To optimize MPI communication it is important to understand the flow of the whole communication process. This is rather straightforward for synchronous communication, but what about asynchronous communication? As I understand it, it works in one of these two ways:

  1. Rank0 -> Isend -> Rank1 and Rank1 -> Isend -> Rank0
  2. Rank0 -> Irecv -> Rank1 and Rank1 -> Irecv -> Rank0
  3. Rank0 and Rank1 do some computation
  4. Messages are being dispatched to their respective target location
  5. Matching Recv call found! -> write into the given recv-buffer
  6. Rank0 and Rank1 finish their computation and call MPI_Wait for send and receive
  7. MPI_Wait -> communication completed

or

  1. Rank0 -> Isend -> Rank1 and Rank1 -> Isend -> Rank0
  2. Rank0 and Rank1 do some computation
  3. Messages are being dispatched to their respective target location
  4. No matching Recv call found! -> allocate own temporary buffer and write into that
  5. Rank0 and Rank1 finish their computation and call MPI_Recv
  6. Matching MPI_Recv call is found -> temporary buffer is written into the recv-buffer
  7. Rank0 and Rank1 call MPI_Wait
  8. MPI_Wait -> Communication is completed -> the temporary buffer is freed

Is this correct? Do I need to be aware of any other processes that run in the background of MPI to optimize its usage?

1

1 Answers

2
votes

In general, when sending data with MPI, you should always pre-post your receives if possible. That means if you're trying to do communication between two processes, you should do something like this (lots of important arguments left out for brevity):

if (rank == 0) {
  MPI_Irecv(rdata, ..., 1, ..., req[0]);
  ...
  MPI_Isend(sdata, ..., 1, ..., req[1]);
} else {
  MPI_Irecv(rdata, ..., 0, ..., req[0]);
  ...
  MPI_Isend(sdata, ..., 0, ..., req[1]);
}
MPI_Waitall(2, req);

You can do other stuff in between the Irecv and Isend if you like, but by pre-posting the receives, you will save memory and time because the user buffers will be available for the MPI library to put the data that's coming in. If you don't do it in this order and the messages arrive before you call Irecv (or any other flavor of receive), the messages will have to be stored in some other internal buffer first until the receive is posted, then the message will be copied again from the MPI buffer to the user buffer. This may also result in the message not being sent at all until the receive is called if the message is too large to fit in the pre-allocated buffers.
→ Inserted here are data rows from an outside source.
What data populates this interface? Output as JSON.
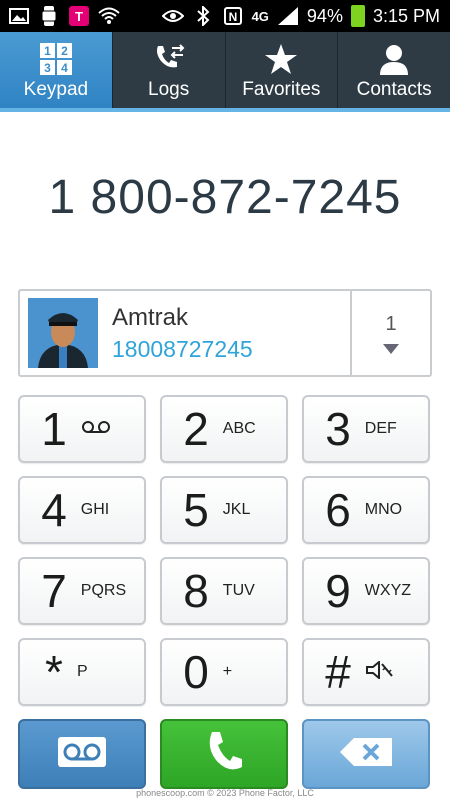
{
  "status_bar": {
    "battery": "94%",
    "time": "3:15 PM",
    "network": "4G",
    "icons": [
      "image-icon",
      "watch-icon",
      "tmobile-icon",
      "wifi-icon",
      "eye-icon",
      "bluetooth-icon",
      "nfc-icon",
      "signal-icon",
      "battery-icon"
    ]
  },
  "tabs": [
    {
      "label": "Keypad",
      "icon": "keypad-icon",
      "active": true
    },
    {
      "label": "Logs",
      "icon": "logs-icon",
      "active": false
    },
    {
      "label": "Favorites",
      "icon": "star-icon",
      "active": false
    },
    {
      "label": "Contacts",
      "icon": "person-icon",
      "active": false
    }
  ],
  "dialed_number": "1 800-872-7245",
  "contact_match": {
    "name": "Amtrak",
    "number": "18008727245",
    "match_count": "1"
  },
  "keys": [
    {
      "digit": "1",
      "letters": ""
    },
    {
      "digit": "2",
      "letters": "ABC"
    },
    {
      "digit": "3",
      "letters": "DEF"
    },
    {
      "digit": "4",
      "letters": "GHI"
    },
    {
      "digit": "5",
      "letters": "JKL"
    },
    {
      "digit": "6",
      "letters": "MNO"
    },
    {
      "digit": "7",
      "letters": "PQRS"
    },
    {
      "digit": "8",
      "letters": "TUV"
    },
    {
      "digit": "9",
      "letters": "WXYZ"
    },
    {
      "digit": "*",
      "letters": "P"
    },
    {
      "digit": "0",
      "letters": "+"
    },
    {
      "digit": "#",
      "letters": ""
    }
  ],
  "actions": {
    "voicemail": "voicemail-icon",
    "call": "phone-icon",
    "delete": "backspace-icon"
  },
  "watermark": "phonescoop.com © 2023 Phone Factor, LLC",
  "colors": {
    "tab_active": "#3b8fcb",
    "tab_bg": "#2e3b44",
    "call_green": "#3bb52f",
    "link_blue": "#2fa4d8"
  }
}
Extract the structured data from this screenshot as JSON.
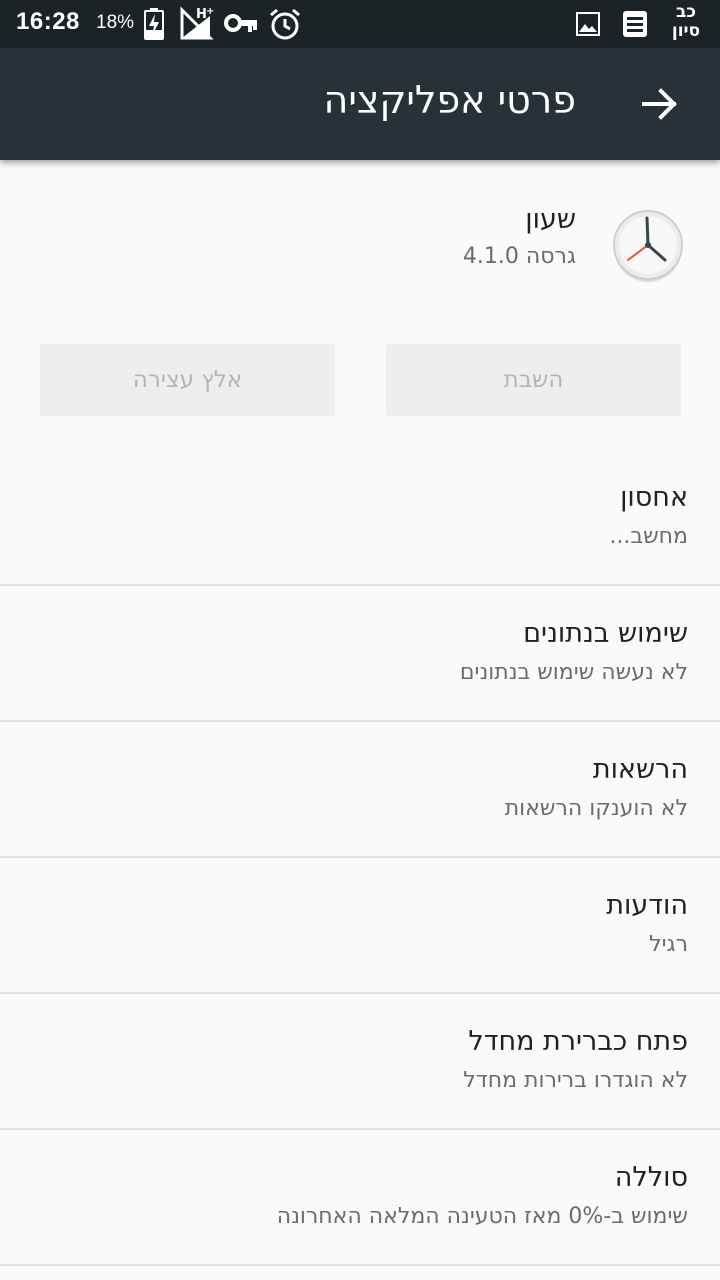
{
  "status_bar": {
    "time": "16:28",
    "battery_percent": "18%",
    "carrier": [
      "כב",
      "סיון"
    ],
    "network_badge": "H+"
  },
  "toolbar": {
    "title": "פרטי אפליקציה"
  },
  "app": {
    "name": "שעון",
    "version": "גרסה 4.1.0"
  },
  "buttons": {
    "disable": "השבת",
    "force_stop": "אלץ עצירה"
  },
  "settings": [
    {
      "title": "אחסון",
      "subtitle": "מחשב..."
    },
    {
      "title": "שימוש בנתונים",
      "subtitle": "לא נעשה שימוש בנתונים"
    },
    {
      "title": "הרשאות",
      "subtitle": "לא הוענקו הרשאות"
    },
    {
      "title": "הודעות",
      "subtitle": "רגיל"
    },
    {
      "title": "פתח כברירת מחדל",
      "subtitle": "לא הוגדרו ברירות מחדל"
    },
    {
      "title": "סוללה",
      "subtitle": "שימוש ב-0% מאז הטעינה המלאה האחרונה"
    }
  ],
  "colors": {
    "status_bar": "#1b2326",
    "toolbar": "#263238",
    "background": "#fafafa",
    "button_bg": "#eeeeee",
    "button_text_disabled": "#b4b4b4"
  },
  "icons": {
    "status_left": [
      "battery-charging-icon",
      "signal-h-plus-icon",
      "vpn-key-icon",
      "alarm-icon"
    ],
    "status_right": [
      "image-icon",
      "notes-icon"
    ],
    "back": "arrow-right-icon",
    "app": "clock-icon"
  }
}
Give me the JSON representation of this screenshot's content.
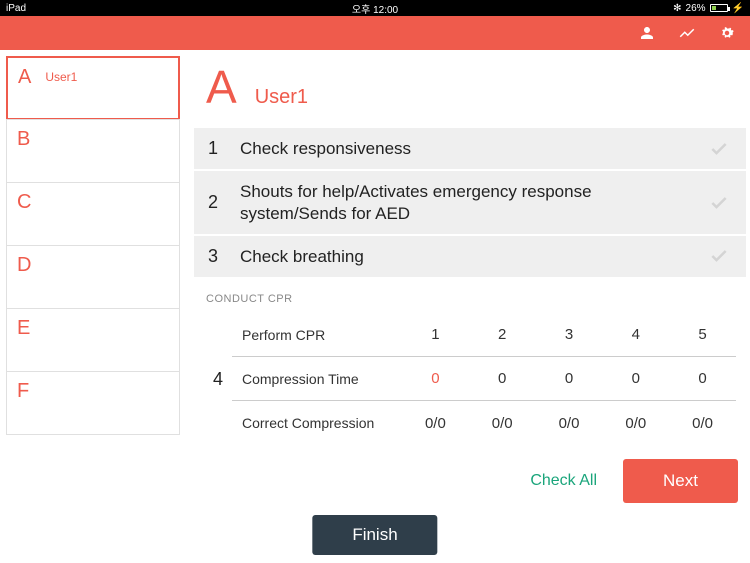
{
  "status": {
    "device": "iPad",
    "time": "오후 12:00",
    "bt": "✻",
    "battery": "26%"
  },
  "header": {
    "icons": [
      "user",
      "chart",
      "gear"
    ]
  },
  "sidebar": {
    "items": [
      {
        "letter": "A",
        "name": "User1",
        "selected": true
      },
      {
        "letter": "B",
        "name": "",
        "selected": false
      },
      {
        "letter": "C",
        "name": "",
        "selected": false
      },
      {
        "letter": "D",
        "name": "",
        "selected": false
      },
      {
        "letter": "E",
        "name": "",
        "selected": false
      },
      {
        "letter": "F",
        "name": "",
        "selected": false
      }
    ]
  },
  "content": {
    "letter": "A",
    "name": "User1",
    "steps": [
      {
        "num": "1",
        "text": "Check responsiveness"
      },
      {
        "num": "2",
        "text": "Shouts for help/Activates emergency response system/Sends for AED"
      },
      {
        "num": "3",
        "text": "Check breathing"
      }
    ],
    "section_label": "CONDUCT CPR",
    "cpr_num": "4",
    "cpr": {
      "header": {
        "label": "Perform CPR",
        "cols": [
          "1",
          "2",
          "3",
          "4",
          "5"
        ]
      },
      "rows": [
        {
          "label": "Compression Time",
          "cells": [
            "0",
            "0",
            "0",
            "0",
            "0"
          ],
          "hl_index": 0
        },
        {
          "label": "Correct Compression",
          "cells": [
            "0/0",
            "0/0",
            "0/0",
            "0/0",
            "0/0"
          ],
          "hl_index": -1
        }
      ]
    }
  },
  "actions": {
    "check_all": "Check All",
    "next": "Next",
    "finish": "Finish"
  }
}
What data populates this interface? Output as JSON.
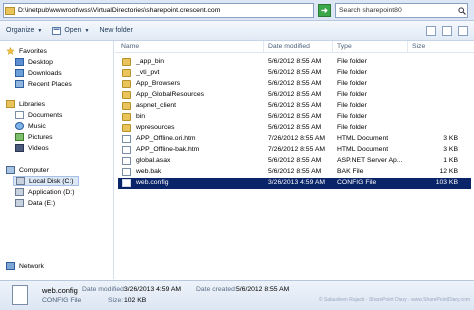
{
  "address": {
    "path": "D:\\inetpub\\wwwroot\\wss\\VirtualDirectories\\sharepoint.crescent.com"
  },
  "search": {
    "placeholder": "Search sharepoint80"
  },
  "toolbar": {
    "organize": "Organize",
    "open": "Open",
    "new_folder": "New folder"
  },
  "nav": {
    "favorites": "Favorites",
    "desktop": "Desktop",
    "downloads": "Downloads",
    "recent_places": "Recent Places",
    "libraries": "Libraries",
    "documents": "Documents",
    "music": "Music",
    "pictures": "Pictures",
    "videos": "Videos",
    "computer": "Computer",
    "local_disk": "Local Disk (C:)",
    "application": "Application (D:)",
    "data": "Data (E:)",
    "network": "Network"
  },
  "columns": {
    "name": "Name",
    "date": "Date modified",
    "type": "Type",
    "size": "Size"
  },
  "files": [
    {
      "name": "_app_bin",
      "date": "5/6/2012 8:55 AM",
      "type": "File folder",
      "size": "",
      "icon": "folder-icon"
    },
    {
      "name": "_vti_pvt",
      "date": "5/6/2012 8:55 AM",
      "type": "File folder",
      "size": "",
      "icon": "folder-icon"
    },
    {
      "name": "App_Browsers",
      "date": "5/6/2012 8:55 AM",
      "type": "File folder",
      "size": "",
      "icon": "folder-icon"
    },
    {
      "name": "App_GlobalResources",
      "date": "5/6/2012 8:55 AM",
      "type": "File folder",
      "size": "",
      "icon": "folder-icon"
    },
    {
      "name": "aspnet_client",
      "date": "5/6/2012 8:55 AM",
      "type": "File folder",
      "size": "",
      "icon": "folder-icon"
    },
    {
      "name": "bin",
      "date": "5/6/2012 8:55 AM",
      "type": "File folder",
      "size": "",
      "icon": "folder-icon"
    },
    {
      "name": "wpresources",
      "date": "5/6/2012 8:55 AM",
      "type": "File folder",
      "size": "",
      "icon": "folder-icon"
    },
    {
      "name": "APP_Offline.ori.htm",
      "date": "7/26/2012 8:55 AM",
      "type": "HTML Document",
      "size": "3 KB",
      "icon": "html-file-icon"
    },
    {
      "name": "APP_Offline-bak.htm",
      "date": "7/26/2012 8:55 AM",
      "type": "HTML Document",
      "size": "3 KB",
      "icon": "html-file-icon"
    },
    {
      "name": "global.asax",
      "date": "5/6/2012 8:55 AM",
      "type": "ASP.NET Server Ap...",
      "size": "1 KB",
      "icon": "asax-file-icon"
    },
    {
      "name": "web.bak",
      "date": "5/6/2012 8:55 AM",
      "type": "BAK File",
      "size": "12 KB",
      "icon": "file-icon"
    },
    {
      "name": "web.config",
      "date": "3/26/2013 4:59 AM",
      "type": "CONFIG File",
      "size": "103 KB",
      "icon": "config-file-icon"
    }
  ],
  "details": {
    "name": "web.config",
    "type": "CONFIG File",
    "date_modified_label": "Date modified:",
    "date_modified": "3/26/2013 4:59 AM",
    "size_label": "Size:",
    "size": "102 KB",
    "date_created_label": "Date created:",
    "date_created": "5/6/2012 8:55 AM",
    "watermark": "© Salaudeen Rajack · SharePoint Diary · www.SharePointDiary.com"
  },
  "colors": {
    "selection": "#0a246a",
    "folder": "#e8c45a",
    "go_button": "#3aa84a"
  }
}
You can call the Irecv as early as you like too. If you want to put the Irecv at the beginning of an iteration, do a bunch of calculation, then call Isend at the end of the iteration when the data is ready, that's fine too.

Cross-talk between other processes is usually not a problem unless you have lots of processes sending messages to one process. In that case, you might end up with some flow control issues, but that's not usually a situation that comes up. Most of the time in that situation, collectives are used instead of point-to-point communication.